The second-day session has begun with getting Feedback and clarified the queries raised by participants of the day first. Afterward, Mrs. Pradnya Jadhav moved on to the second-day session about Fact-Finding and how it is conducted. In the session she explained the importance of Fact -finding and added that gathering information through Fact-Finding is one of the crucial tasks in any Human Rights violation case. But what are the major strategies to gather legally important information. Why is fact-finding required? What facts collect? And what are the Techniques of Fact-Finding. She explained 5 components which is requited while drafting fact-finding report. These 5 components are:
- 1. Examining documentation– Very important to examine case-related documents carefully and check out whether appropriate sanction is included or note. The Documents include FIR copy, medical report, etc.
- Interviewing– A social worker can interview and gather information from Police, Doctor, Survivor, and his/her family members, neighbors, people who are witnesses of the incidents, etc.
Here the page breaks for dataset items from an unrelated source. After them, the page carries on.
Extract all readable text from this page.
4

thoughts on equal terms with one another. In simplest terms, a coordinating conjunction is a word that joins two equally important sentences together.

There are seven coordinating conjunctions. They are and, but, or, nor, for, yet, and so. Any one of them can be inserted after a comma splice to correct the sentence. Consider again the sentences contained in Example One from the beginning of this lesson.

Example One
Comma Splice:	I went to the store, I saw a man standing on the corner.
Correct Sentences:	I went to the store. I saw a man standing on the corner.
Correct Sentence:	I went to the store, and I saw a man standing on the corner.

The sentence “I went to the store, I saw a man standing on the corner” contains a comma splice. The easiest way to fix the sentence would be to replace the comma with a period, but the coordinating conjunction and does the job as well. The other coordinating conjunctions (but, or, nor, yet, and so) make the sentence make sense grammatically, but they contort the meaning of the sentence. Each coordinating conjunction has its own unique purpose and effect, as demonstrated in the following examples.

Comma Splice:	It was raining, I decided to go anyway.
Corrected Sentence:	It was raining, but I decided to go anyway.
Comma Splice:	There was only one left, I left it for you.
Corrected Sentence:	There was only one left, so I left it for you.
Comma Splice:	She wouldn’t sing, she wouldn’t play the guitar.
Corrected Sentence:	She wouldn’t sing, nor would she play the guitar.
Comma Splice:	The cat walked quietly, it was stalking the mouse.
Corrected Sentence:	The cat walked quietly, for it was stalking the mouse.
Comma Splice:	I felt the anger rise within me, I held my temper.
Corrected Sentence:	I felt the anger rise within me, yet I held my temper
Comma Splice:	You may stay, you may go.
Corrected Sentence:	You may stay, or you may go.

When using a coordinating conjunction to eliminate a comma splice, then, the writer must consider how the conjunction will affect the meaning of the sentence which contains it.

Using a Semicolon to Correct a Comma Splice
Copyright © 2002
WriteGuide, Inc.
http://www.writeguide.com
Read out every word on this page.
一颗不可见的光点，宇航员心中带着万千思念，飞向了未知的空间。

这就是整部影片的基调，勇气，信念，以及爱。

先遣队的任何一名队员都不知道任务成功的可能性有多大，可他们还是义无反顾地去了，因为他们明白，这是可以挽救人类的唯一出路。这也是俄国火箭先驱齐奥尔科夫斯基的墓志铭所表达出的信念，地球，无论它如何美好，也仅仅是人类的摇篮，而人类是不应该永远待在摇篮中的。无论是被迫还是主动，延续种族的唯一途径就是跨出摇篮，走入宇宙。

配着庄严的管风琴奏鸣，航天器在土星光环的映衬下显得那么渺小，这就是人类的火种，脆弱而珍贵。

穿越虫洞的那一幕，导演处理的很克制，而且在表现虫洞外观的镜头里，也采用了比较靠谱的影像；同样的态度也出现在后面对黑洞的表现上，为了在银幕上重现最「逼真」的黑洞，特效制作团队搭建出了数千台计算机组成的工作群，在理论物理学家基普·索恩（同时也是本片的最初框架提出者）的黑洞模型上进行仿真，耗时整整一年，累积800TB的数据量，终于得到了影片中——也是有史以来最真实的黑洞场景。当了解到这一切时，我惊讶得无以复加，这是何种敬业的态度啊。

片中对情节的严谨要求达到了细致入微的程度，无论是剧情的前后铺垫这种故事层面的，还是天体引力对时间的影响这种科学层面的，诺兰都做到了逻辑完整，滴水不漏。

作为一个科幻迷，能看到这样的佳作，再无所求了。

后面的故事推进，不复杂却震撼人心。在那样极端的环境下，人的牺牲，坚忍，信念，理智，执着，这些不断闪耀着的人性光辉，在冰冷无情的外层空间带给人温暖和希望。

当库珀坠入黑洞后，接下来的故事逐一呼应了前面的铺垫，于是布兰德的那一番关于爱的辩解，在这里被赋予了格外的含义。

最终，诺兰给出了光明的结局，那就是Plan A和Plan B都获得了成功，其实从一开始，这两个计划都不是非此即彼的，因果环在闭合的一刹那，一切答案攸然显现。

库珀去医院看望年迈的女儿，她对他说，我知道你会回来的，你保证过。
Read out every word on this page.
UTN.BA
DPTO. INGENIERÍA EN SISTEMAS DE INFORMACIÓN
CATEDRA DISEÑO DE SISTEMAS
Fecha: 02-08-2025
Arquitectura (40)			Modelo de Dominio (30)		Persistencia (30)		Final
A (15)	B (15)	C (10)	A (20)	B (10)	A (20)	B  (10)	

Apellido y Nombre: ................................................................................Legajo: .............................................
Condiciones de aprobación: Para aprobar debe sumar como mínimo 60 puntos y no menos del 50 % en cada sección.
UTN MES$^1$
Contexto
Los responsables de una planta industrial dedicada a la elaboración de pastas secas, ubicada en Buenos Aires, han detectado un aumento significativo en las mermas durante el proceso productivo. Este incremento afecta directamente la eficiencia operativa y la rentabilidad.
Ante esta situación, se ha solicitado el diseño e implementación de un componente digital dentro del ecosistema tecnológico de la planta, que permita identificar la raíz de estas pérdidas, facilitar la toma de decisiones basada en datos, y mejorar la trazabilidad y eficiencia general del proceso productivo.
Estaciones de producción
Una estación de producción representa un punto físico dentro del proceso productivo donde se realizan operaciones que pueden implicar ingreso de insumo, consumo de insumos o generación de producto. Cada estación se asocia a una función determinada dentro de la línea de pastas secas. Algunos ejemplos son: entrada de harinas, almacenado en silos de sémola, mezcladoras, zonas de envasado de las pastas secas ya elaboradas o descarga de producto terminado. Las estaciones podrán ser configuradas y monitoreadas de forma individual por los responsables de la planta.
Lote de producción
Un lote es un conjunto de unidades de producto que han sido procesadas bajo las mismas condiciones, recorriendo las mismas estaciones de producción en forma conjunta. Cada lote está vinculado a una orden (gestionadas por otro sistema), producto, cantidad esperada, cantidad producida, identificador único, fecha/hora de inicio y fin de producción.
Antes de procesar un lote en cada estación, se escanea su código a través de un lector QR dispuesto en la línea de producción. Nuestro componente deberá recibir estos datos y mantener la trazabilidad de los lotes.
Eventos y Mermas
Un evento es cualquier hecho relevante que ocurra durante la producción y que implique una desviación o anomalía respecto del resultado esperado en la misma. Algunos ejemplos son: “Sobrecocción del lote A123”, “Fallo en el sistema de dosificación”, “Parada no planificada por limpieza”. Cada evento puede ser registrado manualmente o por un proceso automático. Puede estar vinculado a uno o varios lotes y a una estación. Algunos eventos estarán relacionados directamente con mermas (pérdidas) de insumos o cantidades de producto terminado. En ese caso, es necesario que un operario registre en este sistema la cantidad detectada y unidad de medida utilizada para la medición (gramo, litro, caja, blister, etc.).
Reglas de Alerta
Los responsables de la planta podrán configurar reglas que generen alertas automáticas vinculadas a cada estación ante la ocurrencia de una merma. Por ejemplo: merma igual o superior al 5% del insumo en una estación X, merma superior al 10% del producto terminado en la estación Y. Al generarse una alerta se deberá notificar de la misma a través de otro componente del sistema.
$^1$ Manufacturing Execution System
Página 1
She further added that the fact-finding must be conducted carefully because sometimes it leads to some kind of dispute with anyone during the FF.
- Observing– While conducting an interview, it is very important to observe the emotions of people with whom the social worker is conducting an interview. Even, he or she can observe whatever happening around the village and the survivor’s family, and so on. Are the survivor and her/his family are feeling comfortable while giving the details or are they feeling any kind of pressure – important to note down.
- Research –Mrs. Pradnya highlighted the significance of the research and how a fact-finding report can add value to the research. She shared that documentation and research play an important role in Policy level issues. Research is a long-term activity. Through research, the social worker seeks to gather information on the incident through other sources such as newspapers, etc she added.
- Questionnaires –She further shared types of questions that need to be asked by a social worker to survivors, victim family, witnesses, etc. She also explained the importance of the Questionnaire which is an important tool in gathering data and is a part of the research.
Mrs Pradnya also responded to the queries raised by the participants during and after the session. Then the second day’s session on report writing training concluded with feedback. It was a very informative and meaningful training for the DHRDs.
DHRDs actively participated in a two days online training program and also clarified their queries by raising various questions during the session. They also assured that henceforth they will try their level best to document their work effectively through their report. The Manuski team will assist DHRDs whenever required.